RESTEM, a clinical-stage biotechnology company, announced that the U.S. Food and Drug Administration (FDA) has granted Orphan Drug Designation (ODD) to its umbilical cord outer lining stem cells (ULSCs) program for the treatment of Polymyositis (PM) and Dermatomyositis (DM). This designation aims to support the development of a novel therapy for these rare autoimmune diseases.
Polymyositis and dermatomyositis are autoimmune diseases characterized by inflammation and weakness of the skeletal muscles. Dermatomyositis also presents with a distinctive skin rash. These conditions can severely impact a patient's quality of life and pose significant treatment challenges. The estimated incidence of PM/DM ranges from 5 to 22 cases per 100,000 individuals.
Clinical Significance of ULSC Therapy
Current treatments for PM/DM primarily involve long-term use of corticosteroids and immunosuppressive therapies, which are often associated with substantial toxicity and adverse side effects. RESTEM's ULSC therapy offers a potential alternative by modulating the immune system, aiming to reduce the need for steroids.
"Receiving the Orphan Drug Designation (ODD) is a significant milestone in our mission to provide effective and safer treatment options for patients suffering from PM/DM," said Keith March, MD, PhD, Chief Medical Officer of RESTEM. "We believe that our novel ULSC therapy has the potential to offer meaningful benefits for patients by modulating the immune system, which may reduce the reliance on steroids. We look forward to the continued development of the ULSC platform and working closely with regulators to bring its potential to patients in need."

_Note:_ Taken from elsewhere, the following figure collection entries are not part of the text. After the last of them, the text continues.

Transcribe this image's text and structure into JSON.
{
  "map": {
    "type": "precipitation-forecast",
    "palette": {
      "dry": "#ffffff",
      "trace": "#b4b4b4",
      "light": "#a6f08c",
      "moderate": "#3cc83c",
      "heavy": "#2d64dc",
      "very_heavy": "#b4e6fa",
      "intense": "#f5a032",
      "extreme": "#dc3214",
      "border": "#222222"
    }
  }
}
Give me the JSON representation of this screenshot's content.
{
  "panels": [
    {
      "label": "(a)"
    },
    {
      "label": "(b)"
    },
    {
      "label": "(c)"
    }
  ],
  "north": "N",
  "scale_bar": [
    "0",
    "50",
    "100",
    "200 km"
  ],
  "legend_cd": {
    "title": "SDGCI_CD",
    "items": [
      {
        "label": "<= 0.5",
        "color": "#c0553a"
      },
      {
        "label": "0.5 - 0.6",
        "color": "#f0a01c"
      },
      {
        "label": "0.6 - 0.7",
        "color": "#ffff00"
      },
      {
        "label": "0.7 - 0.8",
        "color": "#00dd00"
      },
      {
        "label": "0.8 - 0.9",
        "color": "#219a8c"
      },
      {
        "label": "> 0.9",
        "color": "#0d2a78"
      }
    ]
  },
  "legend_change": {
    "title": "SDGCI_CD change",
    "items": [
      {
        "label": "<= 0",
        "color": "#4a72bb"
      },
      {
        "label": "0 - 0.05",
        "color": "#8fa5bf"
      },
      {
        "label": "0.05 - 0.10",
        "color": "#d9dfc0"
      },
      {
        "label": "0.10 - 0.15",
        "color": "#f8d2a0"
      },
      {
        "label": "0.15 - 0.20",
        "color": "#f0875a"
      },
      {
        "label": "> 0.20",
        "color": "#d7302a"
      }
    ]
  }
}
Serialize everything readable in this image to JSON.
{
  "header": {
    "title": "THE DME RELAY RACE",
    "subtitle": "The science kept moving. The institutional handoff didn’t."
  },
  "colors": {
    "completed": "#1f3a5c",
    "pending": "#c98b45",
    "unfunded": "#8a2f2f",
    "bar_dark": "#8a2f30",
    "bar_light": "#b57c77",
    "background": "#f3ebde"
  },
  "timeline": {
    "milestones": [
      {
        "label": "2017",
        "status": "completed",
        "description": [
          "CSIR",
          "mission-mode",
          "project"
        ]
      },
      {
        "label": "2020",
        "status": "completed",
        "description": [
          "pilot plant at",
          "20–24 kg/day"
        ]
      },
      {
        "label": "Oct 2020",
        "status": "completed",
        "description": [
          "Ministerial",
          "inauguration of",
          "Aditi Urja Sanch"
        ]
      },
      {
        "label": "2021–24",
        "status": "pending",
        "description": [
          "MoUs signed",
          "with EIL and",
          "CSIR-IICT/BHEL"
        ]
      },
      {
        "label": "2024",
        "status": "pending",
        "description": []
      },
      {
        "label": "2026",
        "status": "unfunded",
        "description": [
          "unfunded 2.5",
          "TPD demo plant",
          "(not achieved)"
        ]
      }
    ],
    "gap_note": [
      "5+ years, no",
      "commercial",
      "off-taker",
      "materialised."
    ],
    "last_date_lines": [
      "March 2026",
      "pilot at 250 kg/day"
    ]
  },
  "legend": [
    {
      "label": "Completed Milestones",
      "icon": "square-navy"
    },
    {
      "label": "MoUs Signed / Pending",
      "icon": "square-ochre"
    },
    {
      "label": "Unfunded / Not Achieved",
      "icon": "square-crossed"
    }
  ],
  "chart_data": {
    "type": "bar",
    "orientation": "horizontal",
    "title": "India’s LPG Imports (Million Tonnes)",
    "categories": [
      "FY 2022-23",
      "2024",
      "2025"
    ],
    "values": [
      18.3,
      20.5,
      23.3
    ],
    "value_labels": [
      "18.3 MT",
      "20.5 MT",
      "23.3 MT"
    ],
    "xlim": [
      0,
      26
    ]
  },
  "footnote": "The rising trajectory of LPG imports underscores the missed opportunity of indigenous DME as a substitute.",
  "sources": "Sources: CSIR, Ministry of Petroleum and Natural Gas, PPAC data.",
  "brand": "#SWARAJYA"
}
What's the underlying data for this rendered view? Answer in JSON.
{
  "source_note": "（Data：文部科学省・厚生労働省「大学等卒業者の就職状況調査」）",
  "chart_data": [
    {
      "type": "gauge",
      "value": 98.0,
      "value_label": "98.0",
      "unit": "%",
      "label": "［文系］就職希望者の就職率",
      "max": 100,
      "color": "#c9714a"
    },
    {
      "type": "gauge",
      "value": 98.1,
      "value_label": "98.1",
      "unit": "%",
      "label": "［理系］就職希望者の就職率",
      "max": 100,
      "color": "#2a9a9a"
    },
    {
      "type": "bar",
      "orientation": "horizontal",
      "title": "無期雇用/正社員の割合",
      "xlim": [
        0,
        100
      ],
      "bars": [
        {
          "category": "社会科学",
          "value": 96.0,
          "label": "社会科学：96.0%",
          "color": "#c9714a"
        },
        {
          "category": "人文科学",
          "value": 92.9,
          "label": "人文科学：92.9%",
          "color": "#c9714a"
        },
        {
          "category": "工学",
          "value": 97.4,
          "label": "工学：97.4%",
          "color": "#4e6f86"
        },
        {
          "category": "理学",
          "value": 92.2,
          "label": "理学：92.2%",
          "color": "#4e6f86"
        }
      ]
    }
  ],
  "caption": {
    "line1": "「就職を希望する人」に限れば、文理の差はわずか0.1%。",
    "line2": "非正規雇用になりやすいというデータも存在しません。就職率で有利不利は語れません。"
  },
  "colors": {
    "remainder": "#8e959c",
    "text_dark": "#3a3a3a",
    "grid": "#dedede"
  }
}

Ongoing Clinical Development
RESTEM's ULSC therapy has shown promising results in early clinical trials, demonstrating safety, tolerability, and initial clinically significant improvements. These trials also suggest the potential to significantly reduce the need for steroid use in patients. The company is currently preparing for Phase 2/3 trials, with anticipated initiation in the first quarter of 2025.
Benefits of Orphan Drug Designation
The FDA's Office of Orphan Products Development grants ODD status to drugs and biologics intended for the safe and effective treatment, diagnosis, or prevention of rare diseases or conditions affecting fewer than 200,000 people in the United States. The designation provides several benefits to drug developers, including assistance in the drug development process, tax credits for qualified clinical costs, exemptions from certain FDA fees, and seven years of marketing exclusivity upon approval.